Первое предложение новой книжки я – от суеверия и ужаса – вывел палкой на песке. Потом долго ходил вокруг него, пока – уже в блокноте – не написал второе. Сцепившись, как в пряже, они родили третье, но я по-прежнему не знал, что будет в конце абзаца, и с огромным интересом подглядывал за текстом – и собой. Трактуя автора как сумму друзей, врагов и родичей, я надеялся с их помощью прийти к выводу и узнать в нем себя. Это еще больше усложняло мою задачу. Ведь до тех пор я писал о придуманных, а не о настоящих людях.
– Копировать гипсовые отливки, – говорил Роман Якобсон, – несравненно проще, чем натурщиков.
То же относится и к литературным персонажам. Как бы противоречивы они ни были, живые всегда превосходят вымышленных сложностью – ведь их создавали без цели и умысла.
– Писать о чужом, – вывел я, глядя в безграничный океан, – все равно, что пускаться в каботажное плавание. Своя литература тем и опасна, что не видно берегов, за которые можно цепляться.
Книжка кончилась зимой. Бешеный ветер вырывал из рук бумагу, и я сдался, поставив точку. Труднее всего далось название. Оно не могло объяснить, о чем я написал, потому что мне вряд ли удалось узнать об этом больше, чем читателям. Не справившись с вызовом, я пошел на подлог, заменив заглавие методом: «Трикотаж». Мне этот опус до сих пор дороже других, возможно, потому, что это мое, сугубо личное дело.
– Какую книгу пишете? – спросил Синявский, когда мы встретились в Нью-Йорке.
– «Трикотаж».
– Одного вашего кота я знаю, – вмешалась Марья Васильевна, – а где еще два?
Я понял, что отец стареет, когда ему начали нравиться мои сочинения.

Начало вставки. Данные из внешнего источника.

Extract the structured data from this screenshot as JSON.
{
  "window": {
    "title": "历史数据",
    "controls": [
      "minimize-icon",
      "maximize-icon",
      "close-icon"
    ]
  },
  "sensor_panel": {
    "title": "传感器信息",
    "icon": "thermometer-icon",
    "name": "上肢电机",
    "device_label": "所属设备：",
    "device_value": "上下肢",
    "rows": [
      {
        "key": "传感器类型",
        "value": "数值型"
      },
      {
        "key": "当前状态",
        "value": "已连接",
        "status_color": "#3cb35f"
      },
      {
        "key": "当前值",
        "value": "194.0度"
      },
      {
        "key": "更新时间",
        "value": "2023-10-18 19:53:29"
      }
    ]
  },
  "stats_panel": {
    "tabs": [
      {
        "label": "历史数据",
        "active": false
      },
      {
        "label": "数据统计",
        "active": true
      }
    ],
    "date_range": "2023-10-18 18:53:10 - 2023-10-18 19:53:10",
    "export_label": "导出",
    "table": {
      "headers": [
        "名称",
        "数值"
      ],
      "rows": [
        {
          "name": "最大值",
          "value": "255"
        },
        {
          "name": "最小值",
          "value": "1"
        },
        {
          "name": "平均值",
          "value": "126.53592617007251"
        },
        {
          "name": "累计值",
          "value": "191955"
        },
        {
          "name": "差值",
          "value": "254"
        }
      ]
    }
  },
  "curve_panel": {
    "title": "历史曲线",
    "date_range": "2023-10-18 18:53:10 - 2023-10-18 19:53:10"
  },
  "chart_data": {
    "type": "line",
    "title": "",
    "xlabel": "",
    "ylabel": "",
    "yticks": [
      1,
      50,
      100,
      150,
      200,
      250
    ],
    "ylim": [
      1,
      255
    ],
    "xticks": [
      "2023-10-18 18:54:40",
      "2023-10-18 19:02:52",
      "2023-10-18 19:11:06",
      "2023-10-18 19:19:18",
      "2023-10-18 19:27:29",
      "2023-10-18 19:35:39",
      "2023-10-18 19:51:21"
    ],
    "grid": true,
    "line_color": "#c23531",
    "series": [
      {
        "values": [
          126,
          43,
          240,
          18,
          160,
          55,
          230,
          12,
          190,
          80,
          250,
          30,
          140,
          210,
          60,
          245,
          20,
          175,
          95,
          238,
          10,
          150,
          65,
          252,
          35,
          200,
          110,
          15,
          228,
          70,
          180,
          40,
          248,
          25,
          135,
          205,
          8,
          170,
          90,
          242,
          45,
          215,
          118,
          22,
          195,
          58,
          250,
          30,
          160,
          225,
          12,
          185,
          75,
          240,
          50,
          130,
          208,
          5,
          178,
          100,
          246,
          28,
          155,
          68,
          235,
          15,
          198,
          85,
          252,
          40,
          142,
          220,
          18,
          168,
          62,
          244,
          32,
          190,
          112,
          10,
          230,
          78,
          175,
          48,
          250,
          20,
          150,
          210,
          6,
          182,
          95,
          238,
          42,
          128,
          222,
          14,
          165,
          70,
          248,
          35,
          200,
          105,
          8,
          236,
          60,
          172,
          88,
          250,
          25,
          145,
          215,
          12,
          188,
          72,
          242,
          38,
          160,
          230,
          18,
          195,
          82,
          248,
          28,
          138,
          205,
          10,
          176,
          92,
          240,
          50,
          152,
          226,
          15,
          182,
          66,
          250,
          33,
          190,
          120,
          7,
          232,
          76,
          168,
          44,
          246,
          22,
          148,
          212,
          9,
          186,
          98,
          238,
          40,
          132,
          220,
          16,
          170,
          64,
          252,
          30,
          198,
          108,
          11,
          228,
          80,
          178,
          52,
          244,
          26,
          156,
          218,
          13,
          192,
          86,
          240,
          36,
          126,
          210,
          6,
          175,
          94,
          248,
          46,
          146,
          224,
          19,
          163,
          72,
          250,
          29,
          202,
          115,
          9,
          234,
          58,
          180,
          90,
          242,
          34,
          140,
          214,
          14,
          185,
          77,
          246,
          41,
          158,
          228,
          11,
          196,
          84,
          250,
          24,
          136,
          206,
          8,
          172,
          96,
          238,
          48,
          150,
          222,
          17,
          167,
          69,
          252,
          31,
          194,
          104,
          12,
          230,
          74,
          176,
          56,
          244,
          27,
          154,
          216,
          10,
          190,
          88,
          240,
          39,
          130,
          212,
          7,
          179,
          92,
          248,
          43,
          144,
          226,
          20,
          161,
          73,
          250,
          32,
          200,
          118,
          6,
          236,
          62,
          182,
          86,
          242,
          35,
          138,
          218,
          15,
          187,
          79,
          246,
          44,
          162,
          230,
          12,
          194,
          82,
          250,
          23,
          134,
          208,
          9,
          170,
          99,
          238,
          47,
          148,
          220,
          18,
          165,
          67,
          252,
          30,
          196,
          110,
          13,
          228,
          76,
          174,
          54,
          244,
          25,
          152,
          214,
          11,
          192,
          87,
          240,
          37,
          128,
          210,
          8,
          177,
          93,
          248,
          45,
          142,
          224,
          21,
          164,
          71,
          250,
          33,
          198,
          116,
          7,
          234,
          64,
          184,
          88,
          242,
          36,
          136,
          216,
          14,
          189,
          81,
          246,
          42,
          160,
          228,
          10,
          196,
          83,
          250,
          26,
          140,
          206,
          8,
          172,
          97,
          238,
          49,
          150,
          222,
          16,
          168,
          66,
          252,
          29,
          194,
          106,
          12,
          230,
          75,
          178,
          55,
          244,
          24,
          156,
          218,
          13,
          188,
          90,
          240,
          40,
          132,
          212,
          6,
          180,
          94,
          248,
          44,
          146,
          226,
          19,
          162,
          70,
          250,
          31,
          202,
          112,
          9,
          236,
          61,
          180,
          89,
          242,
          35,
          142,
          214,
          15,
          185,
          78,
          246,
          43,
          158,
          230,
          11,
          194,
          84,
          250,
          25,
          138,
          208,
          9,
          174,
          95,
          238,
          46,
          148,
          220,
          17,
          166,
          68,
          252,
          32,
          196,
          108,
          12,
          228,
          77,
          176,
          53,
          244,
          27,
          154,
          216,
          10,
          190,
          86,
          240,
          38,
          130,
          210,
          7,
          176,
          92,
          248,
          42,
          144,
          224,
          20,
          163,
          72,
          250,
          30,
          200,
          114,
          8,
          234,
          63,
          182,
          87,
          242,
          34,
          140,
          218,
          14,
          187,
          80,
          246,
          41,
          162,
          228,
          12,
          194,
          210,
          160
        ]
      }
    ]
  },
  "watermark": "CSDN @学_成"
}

Закончив сражаться, он впал в мерехлюндию и перестал узнавать себя в зеркале.
– Каким я стал некрасивым, – удивлялся отец, привыкший быть статным мужчиной.
Не привыкнув к рефлексии, он редко замечал ход жизни, проплывал милю по морю, ел только вкусное и поразился, когда пришли болезни. Перед тем, как его первый раз забрали в больницу, он позвонил мне.